Velocity at Perpendicular Condition
At the moment the velocity is perpendicular, the vertical component of the velocity will be equal to the horizontal component of the initial velocity:
Let \( v \) be the speed at that moment. Thus, \( v_y = u_x \) or \( v_y = 24.072 \, \text{m/s} \).

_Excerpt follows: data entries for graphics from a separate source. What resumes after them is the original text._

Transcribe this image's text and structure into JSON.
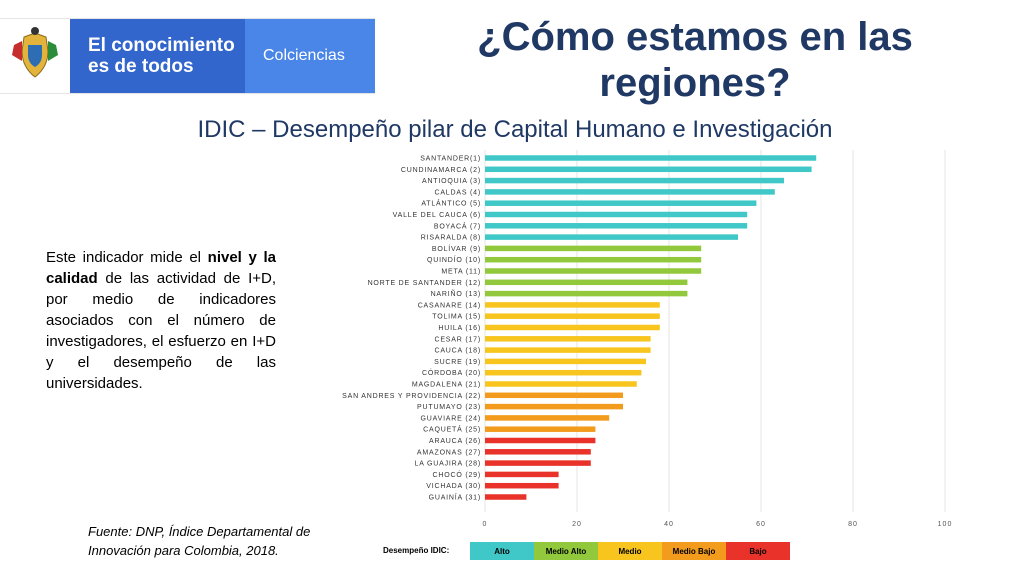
{
  "header": {
    "logo_line1": "El conocimiento",
    "logo_line2": "es de todos",
    "logo_brand": "Colciencias",
    "title": "¿Cómo estamos en las regiones?",
    "subtitle": "IDIC – Desempeño pilar de Capital Humano e Investigación"
  },
  "description": {
    "part1": "Este indicador mide el ",
    "bold1": "nivel y la calidad",
    "part2": " de las actividad de I+D, por medio de indicadores asociados con el número de investigadores, el esfuerzo en I+D y el desempeño de las universidades."
  },
  "source": "Fuente: DNP, Índice Departamental de Innovación para Colombia, 2018.",
  "legend": {
    "title": "Desempeño IDIC:",
    "items": [
      {
        "label": "Alto",
        "color": "#40c8c8"
      },
      {
        "label": "Medio Alto",
        "color": "#92c83c"
      },
      {
        "label": "Medio",
        "color": "#f7c51e"
      },
      {
        "label": "Medio Bajo",
        "color": "#f29b1d"
      },
      {
        "label": "Bajo",
        "color": "#e8322a"
      }
    ]
  },
  "chart_data": {
    "type": "bar",
    "orientation": "horizontal",
    "categories": [
      "SANTANDER(1)",
      "CUNDINAMARCA (2)",
      "ANTIOQUIA (3)",
      "CALDAS (4)",
      "ATLÁNTICO (5)",
      "VALLE DEL CAUCA (6)",
      "BOYACÁ (7)",
      "RISARALDA (8)",
      "BOLÍVAR (9)",
      "QUINDÍO (10)",
      "META (11)",
      "NORTE DE SANTANDER (12)",
      "NARIÑO (13)",
      "CASANARE (14)",
      "TOLIMA (15)",
      "HUILA (16)",
      "CESAR (17)",
      "CAUCA (18)",
      "SUCRE (19)",
      "CÓRDOBA (20)",
      "MAGDALENA (21)",
      "SAN ANDRES Y PROVIDENCIA (22)",
      "PUTUMAYO (23)",
      "GUAVIARE (24)",
      "CAQUETÁ (25)",
      "ARAUCA (26)",
      "AMAZONAS (27)",
      "LA GUAJIRA (28)",
      "CHOCÓ (29)",
      "VICHADA (30)",
      "GUAINÍA (31)"
    ],
    "values": [
      72,
      71,
      65,
      63,
      59,
      57,
      57,
      55,
      47,
      47,
      47,
      44,
      44,
      38,
      38,
      38,
      36,
      36,
      35,
      34,
      33,
      30,
      30,
      27,
      24,
      24,
      23,
      23,
      16,
      16,
      9
    ],
    "levels": [
      0,
      0,
      0,
      0,
      0,
      0,
      0,
      0,
      1,
      1,
      1,
      1,
      1,
      2,
      2,
      2,
      2,
      2,
      2,
      2,
      2,
      3,
      3,
      3,
      3,
      4,
      4,
      4,
      4,
      4,
      4
    ],
    "xlim": [
      0,
      100
    ],
    "xticks": [
      "0",
      "20",
      "40",
      "60",
      "80",
      "100"
    ],
    "grid": true
  }
}
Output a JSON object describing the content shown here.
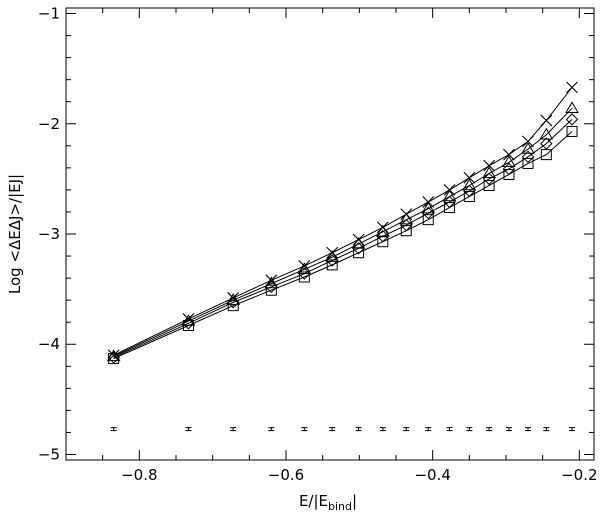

Using the vertical motion equation, we can find \( v \) using the following relationship:
v_y = u_y - g \cdot t
Where \( g \) is the acceleration due to gravity (approximately 9.81 m/s²). Rearranging gives us:
t = (u_y - v_y) / g
Substituting the values:
t = (31.944 - 24.072) / 9.81 \approx 0.79 \, \text{s}
Calculating Radius of Curvature
Now we can find the speed \( v \) at this time:
v = u_y - g \cdot t = 31.944 - 9.81 \cdot 0.79 \approx 24.072 \, \text{m/s}
Now substituting \( v \) into the radius of curvature formula:
R = v² / a_c
Where \( a_c = g \) (since the only force acting in the vertical direction is gravity):
R = (24.072)² / 9.81 \approx 56.25 \, \text{m}
Final Result
Thus, the radius of curvature of the particle at the instant its velocity becomes perpendicular to the initial velocity is approximately 56.25 m. Therefore, the correct answer is option (1) 56.25 m.